The science of magic: it’s not all hocus pocus

Think of your favourite magic trick. Is it as grandiose as David Copperfield’s Death Saw, or is it as simple as making a coin disappear in front of your very eyes?

These two very different tricks have the same effect; they delight and astound, leaving the audience to ponder (usually unsuccessfully):

How did they do that?

But while magic has entertained us for thousands of years, it also has a long and colourful history of informing areas of scientific research, from cognitive psychology to treatment of paralysis.

How could such a seemingly innocuous form of entertainment affect such diverse areas?

Uncovering magic’s secrets

In 1893, French psychologist Alfred Binet managed to co-opt five of the country’s most prominent magicians to help him understand illusions.

His interest in the development of cinema led him to record and view their performances frame by frame.

He was able to analyse the movement of the magicians as an animated sequence with the hope of understanding how audiences could be deceived by the magic performed right in front of them.

In his 1894 article La Psychologie de la Prestidigitation, Binet concluded that magical illusions were created by so many little optical tricks that:

to perceive them could be quite as difficult as to count with the naked eye the grains of sand on the seashore.

A 2008 article by a group of research psychologists argued that it was time to acknowledge magic’s influence on the cognitive sciences, opening a new field called the “science of magic”.

In 2010, neuroscientists Stephen Macknik and Susana Martinez-Conde coined the term “neuromagic” in their book Sleights of Mind.

The pair published some of their research findings in Nature, co-authored with not one, but four of the world’s leading magicians.

Like Binet more than a century before, they saw the value of working directly with magicians.

Perceiving blindness

Magic has finally emerged from the box labelled “entertainment” and now shines a light on one of the most perplexing areas of mind studies – perception.

Perception is key in many magic techniques. Audience members will follow a magician’s hand when he or she gestures in a curved line – but not when the line is straight, to give just one example.

Scientific attempts to understand perceptual processes have largely relied on functional Magnetic Resonance Imaging (fMRI) – medical imaging techniques that identify brain activity through changes in its blood flow.

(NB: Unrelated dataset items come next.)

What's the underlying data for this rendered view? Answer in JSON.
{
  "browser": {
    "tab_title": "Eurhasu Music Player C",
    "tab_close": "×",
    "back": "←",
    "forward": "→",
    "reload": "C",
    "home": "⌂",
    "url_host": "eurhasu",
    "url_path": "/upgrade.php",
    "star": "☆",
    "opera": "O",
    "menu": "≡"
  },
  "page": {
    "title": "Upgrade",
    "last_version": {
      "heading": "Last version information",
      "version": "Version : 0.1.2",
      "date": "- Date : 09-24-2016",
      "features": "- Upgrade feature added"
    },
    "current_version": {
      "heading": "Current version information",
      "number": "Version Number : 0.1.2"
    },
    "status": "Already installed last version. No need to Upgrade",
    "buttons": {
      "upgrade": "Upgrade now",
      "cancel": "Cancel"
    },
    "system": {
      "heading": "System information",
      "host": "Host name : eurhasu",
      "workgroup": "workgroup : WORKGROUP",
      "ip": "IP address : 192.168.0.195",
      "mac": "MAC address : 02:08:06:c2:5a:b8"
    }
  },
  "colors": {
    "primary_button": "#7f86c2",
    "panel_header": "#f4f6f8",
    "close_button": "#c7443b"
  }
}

Scientists also study eye movements using head-mounted eye trackers to ascertain objects of visual focus.

But much of our visual perception cannot be understood as a direct fit between seeing something and that thing registering in our attention.

Looking but not seeing

Our everyday perception is littered with episodes that psychologists call “inattentional blindness” and “change blindness”.

In other words, something happens in front of us but because our attention is elsewhere, we don’t register having seen it.

Neurologically speaking, when change occurs gradually it is referred to as change blindness, and one of the best examples of this is British psychologist Richard Wiseman’s colour card changing trick.

An experiment by American psychologists Daniel Simons and Christopher Chabris is by far the most famous illustration of this, and won them the Ig Nobel Prize in 2005.

But while the colour card changing “trick” and Simons and Chabris' experiment aren’t technically magic tricks, magic provides an arena for observing how our visual perception is often at odds with the objects and events happening before our very eyes.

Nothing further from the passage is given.